For us it’s about a simpler life. Getting off the treadmill and doing something for ourselves. We will be much poorer in monetary terms, that’s a racing certainty, but we’ll be richer in other, more important ways. And we both feel the need for that so strongly.

Building our forever home is going to be hard. We’ll make mistakes, and our bodies aren’t used to daily physical labour. There’s going to be a lot of pain and frustration. But we think that the satisfaction of one day being able to sit in front of the log burner looking out at the view through our big windows over the Sound of Sleat and be able to say “we did this” is something worth striving for.

Nature and the land are also extremely important to us. The island is a beautiful place and we believe that planting trees can only enhance that for both local wildlife and our ourselves. This will be a legacy that we won’t perhaps see to its full maturity, but that which we hope the next generation will reap the benefits of.

We hope someone after us will love the little six acre patch of croft that we will create as much as we will. With its orchards, nut trees, willow beds, rowans, hawthorns and birch groves it will be a special place.

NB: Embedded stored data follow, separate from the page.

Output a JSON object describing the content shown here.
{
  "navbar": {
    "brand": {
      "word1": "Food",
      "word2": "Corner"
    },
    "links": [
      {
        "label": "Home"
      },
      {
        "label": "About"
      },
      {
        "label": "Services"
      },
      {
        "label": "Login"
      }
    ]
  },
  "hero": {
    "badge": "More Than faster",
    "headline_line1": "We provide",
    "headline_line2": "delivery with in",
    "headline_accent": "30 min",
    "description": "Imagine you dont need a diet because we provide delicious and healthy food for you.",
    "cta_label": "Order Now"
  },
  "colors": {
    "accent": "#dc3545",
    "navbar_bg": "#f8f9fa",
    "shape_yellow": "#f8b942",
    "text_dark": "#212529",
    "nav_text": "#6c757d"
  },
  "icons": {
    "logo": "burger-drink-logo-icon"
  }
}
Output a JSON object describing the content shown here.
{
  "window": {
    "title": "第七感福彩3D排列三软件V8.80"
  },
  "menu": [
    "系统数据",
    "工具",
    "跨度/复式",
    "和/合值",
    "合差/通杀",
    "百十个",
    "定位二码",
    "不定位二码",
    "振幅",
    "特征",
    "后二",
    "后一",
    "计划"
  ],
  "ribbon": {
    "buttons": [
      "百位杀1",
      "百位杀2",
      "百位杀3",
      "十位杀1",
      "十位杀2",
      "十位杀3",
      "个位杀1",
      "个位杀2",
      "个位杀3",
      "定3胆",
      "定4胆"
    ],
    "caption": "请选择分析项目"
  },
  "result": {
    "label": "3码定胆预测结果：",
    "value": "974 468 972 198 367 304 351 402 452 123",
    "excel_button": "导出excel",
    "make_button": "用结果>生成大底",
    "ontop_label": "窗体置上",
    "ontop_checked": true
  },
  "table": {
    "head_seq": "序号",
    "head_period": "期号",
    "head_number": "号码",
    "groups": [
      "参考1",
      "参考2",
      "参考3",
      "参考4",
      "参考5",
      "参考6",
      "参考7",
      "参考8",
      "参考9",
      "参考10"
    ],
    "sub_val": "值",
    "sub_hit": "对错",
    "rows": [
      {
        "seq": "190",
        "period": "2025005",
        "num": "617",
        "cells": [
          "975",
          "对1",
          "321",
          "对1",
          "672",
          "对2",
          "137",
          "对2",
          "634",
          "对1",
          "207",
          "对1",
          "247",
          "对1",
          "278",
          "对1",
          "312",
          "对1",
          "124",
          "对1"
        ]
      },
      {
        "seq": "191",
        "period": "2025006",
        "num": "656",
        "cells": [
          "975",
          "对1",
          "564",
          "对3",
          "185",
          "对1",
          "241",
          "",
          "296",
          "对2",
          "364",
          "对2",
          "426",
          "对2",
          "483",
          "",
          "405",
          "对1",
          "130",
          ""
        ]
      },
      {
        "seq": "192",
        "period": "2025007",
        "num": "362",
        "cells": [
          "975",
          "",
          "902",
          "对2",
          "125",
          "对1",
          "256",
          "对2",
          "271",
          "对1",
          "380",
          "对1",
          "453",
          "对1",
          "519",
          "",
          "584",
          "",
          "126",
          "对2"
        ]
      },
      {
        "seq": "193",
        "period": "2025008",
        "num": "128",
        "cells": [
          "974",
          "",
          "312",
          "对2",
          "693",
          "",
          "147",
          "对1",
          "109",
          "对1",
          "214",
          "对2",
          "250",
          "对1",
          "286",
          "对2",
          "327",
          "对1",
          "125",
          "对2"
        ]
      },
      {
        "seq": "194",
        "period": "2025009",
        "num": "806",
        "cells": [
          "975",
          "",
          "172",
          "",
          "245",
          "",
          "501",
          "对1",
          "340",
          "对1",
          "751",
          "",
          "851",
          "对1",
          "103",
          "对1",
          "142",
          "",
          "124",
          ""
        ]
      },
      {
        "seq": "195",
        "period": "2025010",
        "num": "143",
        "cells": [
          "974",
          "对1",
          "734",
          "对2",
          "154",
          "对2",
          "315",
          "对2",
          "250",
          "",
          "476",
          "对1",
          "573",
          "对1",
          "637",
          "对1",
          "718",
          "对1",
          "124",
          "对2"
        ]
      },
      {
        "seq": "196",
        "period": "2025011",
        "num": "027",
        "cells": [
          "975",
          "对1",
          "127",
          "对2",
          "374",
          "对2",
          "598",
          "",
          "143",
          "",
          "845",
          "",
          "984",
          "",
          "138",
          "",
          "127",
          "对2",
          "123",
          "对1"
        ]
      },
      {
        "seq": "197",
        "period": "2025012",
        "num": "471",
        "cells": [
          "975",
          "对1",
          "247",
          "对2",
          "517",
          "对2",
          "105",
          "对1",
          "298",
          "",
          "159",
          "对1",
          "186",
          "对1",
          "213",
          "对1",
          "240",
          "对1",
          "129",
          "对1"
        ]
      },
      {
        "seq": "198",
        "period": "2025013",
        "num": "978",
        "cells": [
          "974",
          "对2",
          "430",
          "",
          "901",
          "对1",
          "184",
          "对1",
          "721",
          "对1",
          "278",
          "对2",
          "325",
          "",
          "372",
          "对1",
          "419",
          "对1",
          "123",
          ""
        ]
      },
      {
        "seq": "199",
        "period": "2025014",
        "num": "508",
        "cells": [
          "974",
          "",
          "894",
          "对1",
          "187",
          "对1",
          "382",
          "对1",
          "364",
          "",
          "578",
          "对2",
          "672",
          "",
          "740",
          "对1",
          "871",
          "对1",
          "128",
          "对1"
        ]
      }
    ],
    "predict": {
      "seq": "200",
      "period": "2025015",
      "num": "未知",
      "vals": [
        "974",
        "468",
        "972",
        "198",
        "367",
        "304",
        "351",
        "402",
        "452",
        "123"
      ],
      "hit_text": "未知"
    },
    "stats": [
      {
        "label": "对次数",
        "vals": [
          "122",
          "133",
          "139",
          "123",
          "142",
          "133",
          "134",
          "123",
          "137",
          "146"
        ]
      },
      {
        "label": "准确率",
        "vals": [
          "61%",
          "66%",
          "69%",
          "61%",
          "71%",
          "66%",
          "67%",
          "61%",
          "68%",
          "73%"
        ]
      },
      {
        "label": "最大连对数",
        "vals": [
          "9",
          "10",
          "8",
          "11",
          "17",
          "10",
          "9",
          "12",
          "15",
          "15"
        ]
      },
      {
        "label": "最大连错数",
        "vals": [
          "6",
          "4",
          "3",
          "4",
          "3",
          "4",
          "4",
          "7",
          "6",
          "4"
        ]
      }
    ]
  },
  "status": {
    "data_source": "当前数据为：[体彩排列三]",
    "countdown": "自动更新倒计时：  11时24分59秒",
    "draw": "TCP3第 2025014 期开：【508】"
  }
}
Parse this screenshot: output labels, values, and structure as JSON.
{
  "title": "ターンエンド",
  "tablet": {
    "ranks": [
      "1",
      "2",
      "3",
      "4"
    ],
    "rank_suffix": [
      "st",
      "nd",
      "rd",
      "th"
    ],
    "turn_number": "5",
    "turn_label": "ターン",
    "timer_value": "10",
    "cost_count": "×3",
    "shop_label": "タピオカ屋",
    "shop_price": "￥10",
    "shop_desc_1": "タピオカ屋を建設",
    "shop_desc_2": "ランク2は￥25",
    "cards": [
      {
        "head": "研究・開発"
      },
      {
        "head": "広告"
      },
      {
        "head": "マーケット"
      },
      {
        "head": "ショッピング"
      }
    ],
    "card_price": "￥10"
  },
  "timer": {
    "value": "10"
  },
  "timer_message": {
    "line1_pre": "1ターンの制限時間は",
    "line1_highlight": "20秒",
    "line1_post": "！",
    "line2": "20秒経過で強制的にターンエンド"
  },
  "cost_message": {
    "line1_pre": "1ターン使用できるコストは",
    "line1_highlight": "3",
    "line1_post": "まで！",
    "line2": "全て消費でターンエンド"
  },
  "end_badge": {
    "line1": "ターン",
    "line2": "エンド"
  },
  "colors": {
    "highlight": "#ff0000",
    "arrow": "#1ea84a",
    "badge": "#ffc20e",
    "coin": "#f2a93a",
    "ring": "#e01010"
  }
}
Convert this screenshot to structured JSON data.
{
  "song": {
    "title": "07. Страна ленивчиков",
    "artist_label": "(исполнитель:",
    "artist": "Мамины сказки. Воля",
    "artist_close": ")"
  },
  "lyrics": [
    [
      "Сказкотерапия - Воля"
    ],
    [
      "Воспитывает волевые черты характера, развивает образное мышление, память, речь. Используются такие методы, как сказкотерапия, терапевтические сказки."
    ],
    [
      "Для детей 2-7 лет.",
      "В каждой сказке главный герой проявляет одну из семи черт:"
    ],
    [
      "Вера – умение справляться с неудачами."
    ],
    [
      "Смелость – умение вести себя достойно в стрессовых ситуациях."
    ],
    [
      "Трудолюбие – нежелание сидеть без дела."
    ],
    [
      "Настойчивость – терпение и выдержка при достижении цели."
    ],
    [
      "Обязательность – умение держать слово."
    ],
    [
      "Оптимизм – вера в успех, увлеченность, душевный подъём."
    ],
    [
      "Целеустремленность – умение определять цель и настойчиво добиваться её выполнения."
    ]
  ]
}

The other thing that I am so looking forward to is growing some of our own food. We’ll have vegetable beds, herb beds and berry beds. We will plant apple and hazelnut trees.

We’ll grow mushrooms on beech logs and keep chickens for their eggs. I will have the time to bake bread and to cook with what we grow and raise.

As well as this, I’m looking forward to spending time exploring my creative side, something that has been suppressed for most of my adult life. We’ve reserved one of the rooms in the house as a small studio for me to create in. I think that being surrounded by so much natural beauty will re-kindle my desire to create again. Whether that’s in clay, on canvas or in textiles I don’t yet know, but I can feel it there, quietly simmering under the surface of my respectability and exhaustion.

These last few months in London are a time of packing, planning and reflection, and of nervousness and anticipation at the magnitude of the change that we’re undertaking.

There’s much uncertainty in the coming years for all of us, but I do know that this is the right thing for us to do.